Since it's incredibly easy to make the ghost of a person, the Ghostmaker liked to add challenge to it by improving on the intelligence of the ghost or improving the detail of the ghost's appearance. As a result of doing this, he made it impossible to catch his ghosts so it would be bad if he made a mistake. Of course, this story needs a conflict so the very next day he realized that he had made a very bad mistake.
The newspaper he subscribed to wasn't a particularly good one. He got it because it was cheap (Ghostmakers don't make much money). This newspaper had a very bad reporter who got the story wrong. The man hadn't died in the accident. The Ghostmaker made a ghost for a living person! That's quite unheard of, and considering the difficulty in catching his ghost he figured it would be faster, easier, and less risky if he just went after the not-quite-dead driver instead.

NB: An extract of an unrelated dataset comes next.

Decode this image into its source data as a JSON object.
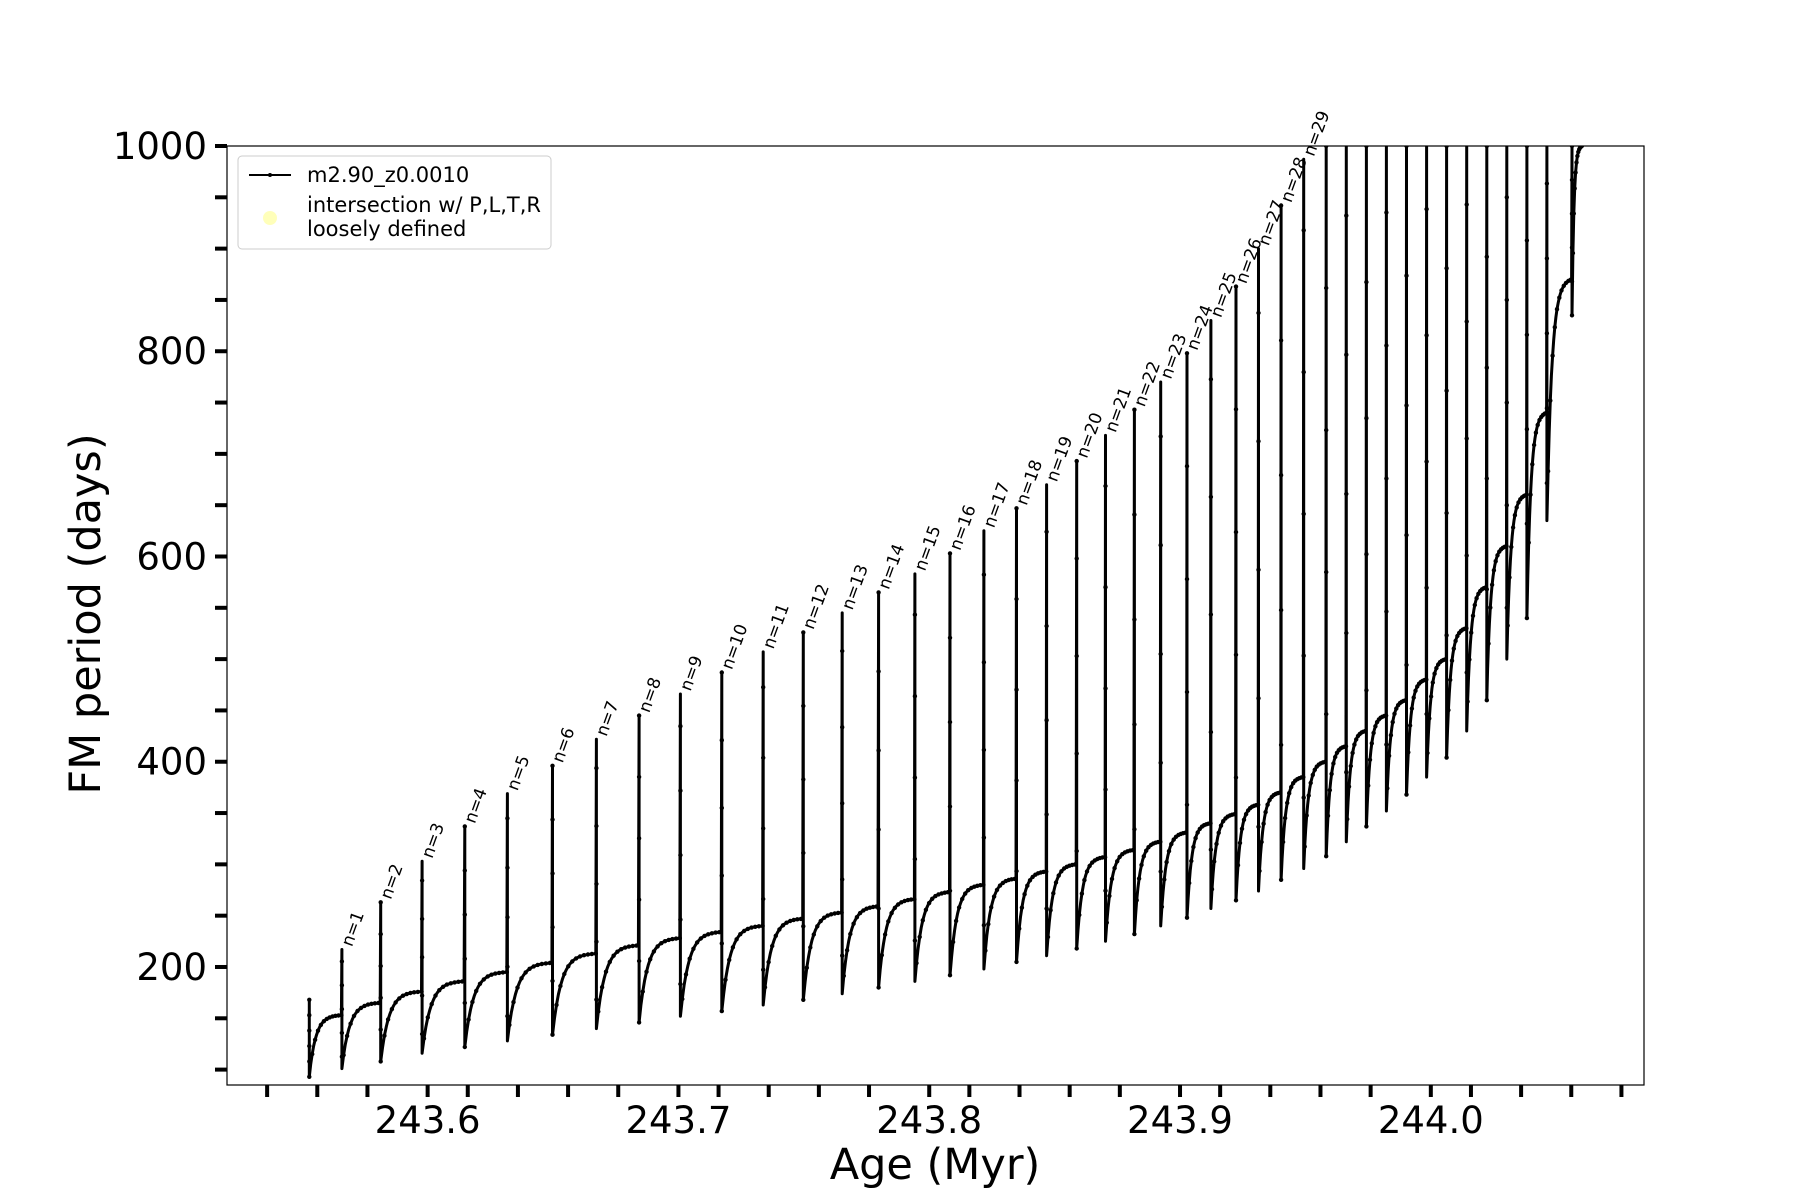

The Ghostmaker, having been alive for centuries, knew human tendencies pretty well and found it quite easy to fly under the radar and captured the man with ease. They arrived at the Ghostmaker's home and the Ghostmaker gave the man a choice. Since it was technically the Ghostmaker's fault to begin with, the man could either work with the Ghostmaker in making ghosts or else the Ghostmaker would have to kill him. Naturally, the man chose to live and the Ghostmaker untied him.
The man, however, was quite unhappy with the Ghostmaker because the man had been happy with his life and the Ghostmaker took that away from him. Therefore, when the Ghostmaker finished untying the man, the man tripped him and started using all the karate he learned (this man had taken karate as a hobby for years) to make sure the Ghostmaker couldn't fight back.
Now in all of the centuries the Ghostmaker lived, one of the few things he hadn't learned was how to fight and he, therefore, couldn't do anything to stop this man from beating the crap out of him. Once the man was thoroughly convinced that the Ghostmaker wouldn't be able to move, he hit the self-destruct mechanism for the facility and very quickly left.
No one actually saw the Ghostmaker die, but you can sometimes see his ghost appearing at the ruins of his ghostmaking facility.